Justice Dept. Reversal in CIA Leak Case Victory for Journalism: PEN American
The US Justice Department’s decision not to force New York Times reporter James Risen to reveal confidential sources in testimony in a CIA leak case preserves press freedom and journalistic integrity, the PEN American Center told Sputnik on Tuesday.
“We hope that the Justice Department’s decision yesterday marks the beginning of a new approach to press freedom and journalistic integrity that will reaffirm the value of free expression, as a bulwark of our national policy,” Dominic Moran, Director of Free Expression Programs at PEN American Center, an organization that promotes and defends freedom of expression for writers, told Sputnik.

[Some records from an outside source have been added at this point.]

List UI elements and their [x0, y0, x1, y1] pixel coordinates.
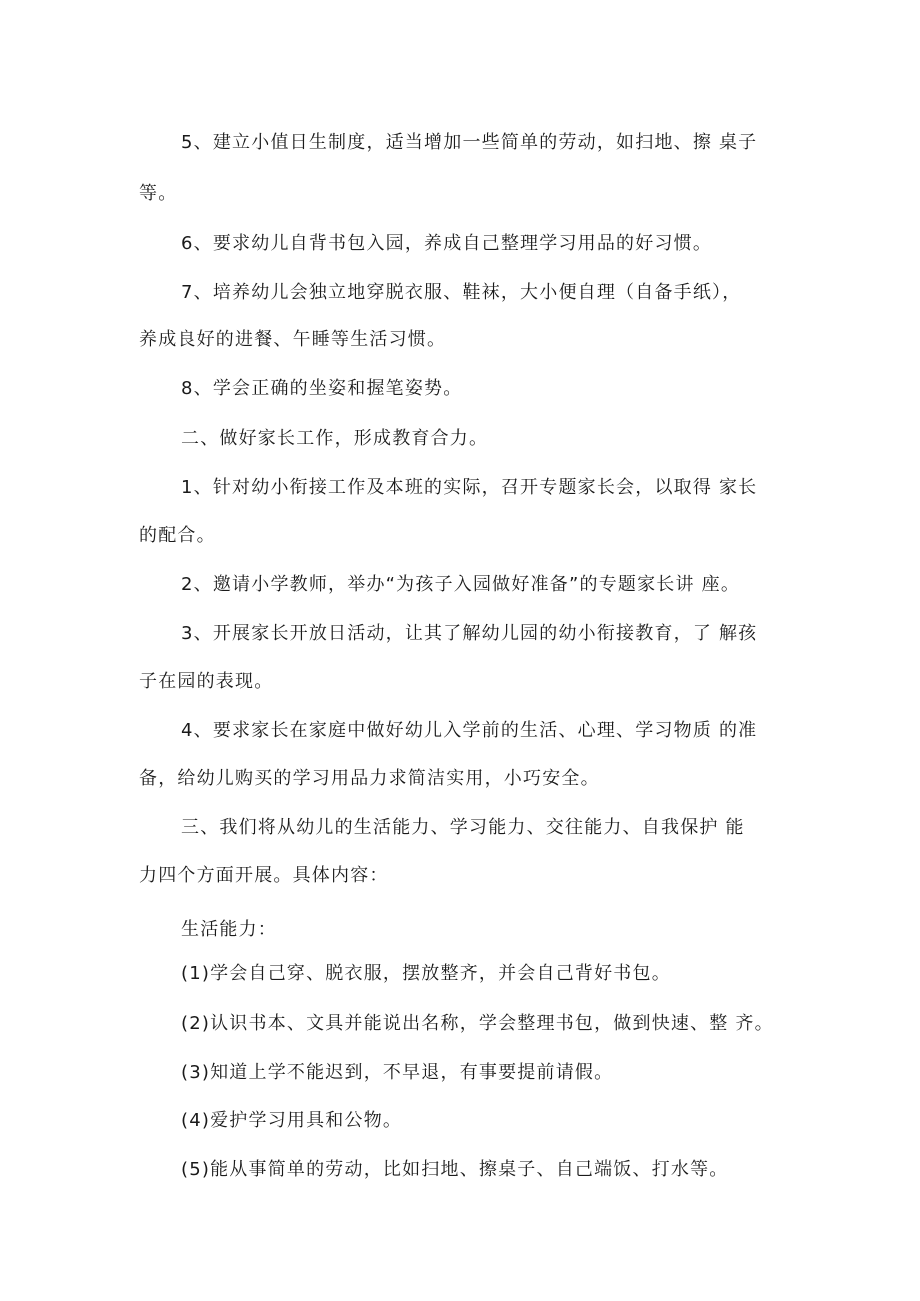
section-heading-three: 三、我们将从幼儿的生活能力、学习能力、交往能力、自我保护 能 — [181, 817, 745, 838]
section-heading-two: 二、做好家长工作，形成教育合力。 — [181, 428, 489, 449]
text-line-parent3: 3、开展家长开放日活动，让其了解幼儿园的幼小衔接教育，了 解孩 — [181, 623, 758, 644]
text-line-item6: 6、要求幼儿自背书包入园，养成自己整理学习用品的好习惯。 — [181, 233, 713, 254]
text-line-item5: 5、建立小值日生制度，适当增加一些简单的劳动，如扫地、擦 桌子 — [181, 132, 758, 153]
text-line-life4: (4)爱护学习用具和公物。 — [181, 1110, 403, 1131]
text-line-parent3-cont: 子在园的表现。 — [139, 671, 274, 692]
text-line-parent4-cont: 备，给幼儿购买的学习用品力求简洁实用，小巧安全。 — [139, 768, 600, 789]
text-line-parent4: 4、要求家长在家庭中做好幼儿入学前的生活、心理、学习物质 的准 — [181, 720, 758, 741]
text-line-life2: (2)认识书本、文具并能说出名称，学会整理书包，做到快速、整 齐。 — [181, 1013, 774, 1034]
subheading-life-ability: 生活能力： — [181, 919, 277, 940]
text-line-life1: (1)学会自己穿、脱衣服，摆放整齐，并会自己背好书包。 — [181, 963, 671, 984]
text-line-life5: (5)能从事简单的劳动，比如扫地、擦桌子、自己端饭、打水等。 — [181, 1159, 729, 1180]
text-line-item7-cont: 养成良好的进餐、午睡等生活习惯。 — [139, 329, 447, 350]
text-line-parent1-cont: 的配合。 — [139, 525, 216, 546]
text-line-item7: 7、培养幼儿会独立地穿脱衣服、鞋袜，大小便自理（自备手纸）， — [181, 282, 742, 303]
text-line-parent2: 2、邀请小学教师，举办“为孩子入园做好准备”的专题家长讲 座。 — [181, 574, 741, 595]
section-heading-three-cont: 力四个方面开展。具体内容： — [139, 865, 389, 886]
text-line-item8: 8、学会正确的坐姿和握笔姿势。 — [181, 378, 463, 399]
text-line-parent1: 1、针对幼小衔接工作及本班的实际，召开专题家长会，以取得 家长 — [181, 477, 758, 498]
text-line-life3: (3)知道上学不能迟到，不早退，有事要提前请假。 — [181, 1062, 614, 1083]
text-line-item5-cont: 等。 — [139, 183, 178, 204]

After a seven-year legal tussle to force Risen to testify in a CIA leak case, the Department of Justice decided on Monday it would not press the journalist to reveal his confidential sources. The Justice Department sought Risen’s testimony in a case against former CIA employee Jeffrey Sterling, who prosecutors say leaked classified information to the reporter about a failed US intelligence attempt to undermine Iran’s nuclear program. Those revelations were published in Risen’s 2006 book, “State of War.”
“Unfortunately, years of subpoenas and hearings in the Risen case have fed a growing mistrust between reporters and the government, threatening the work of journalists, who must be able to give their sources meaningful assurances of confidentiality to do their jobs effectively,” Moran said.
The two-time Pulitzer Prize winning journalist repeatedly refused to reveal the confidential journalistic sources, potentially putting the administration of US President Barack Obama in the awkward position of sending a high-profile journalist to prison for not testifying. The Justice Department’s reversal came one day before the Tuesday start date of Sterling’s trial.
The Obama administration’s policy towards freedom of expression and journalism came into the spotlight earlier when it was revealed the Justice Department gained access to the phone records of the Associated Press in a similar national security leak case. The backlash against that led to revisions in Justice Department policy on accessing the phone records and emails of journalists.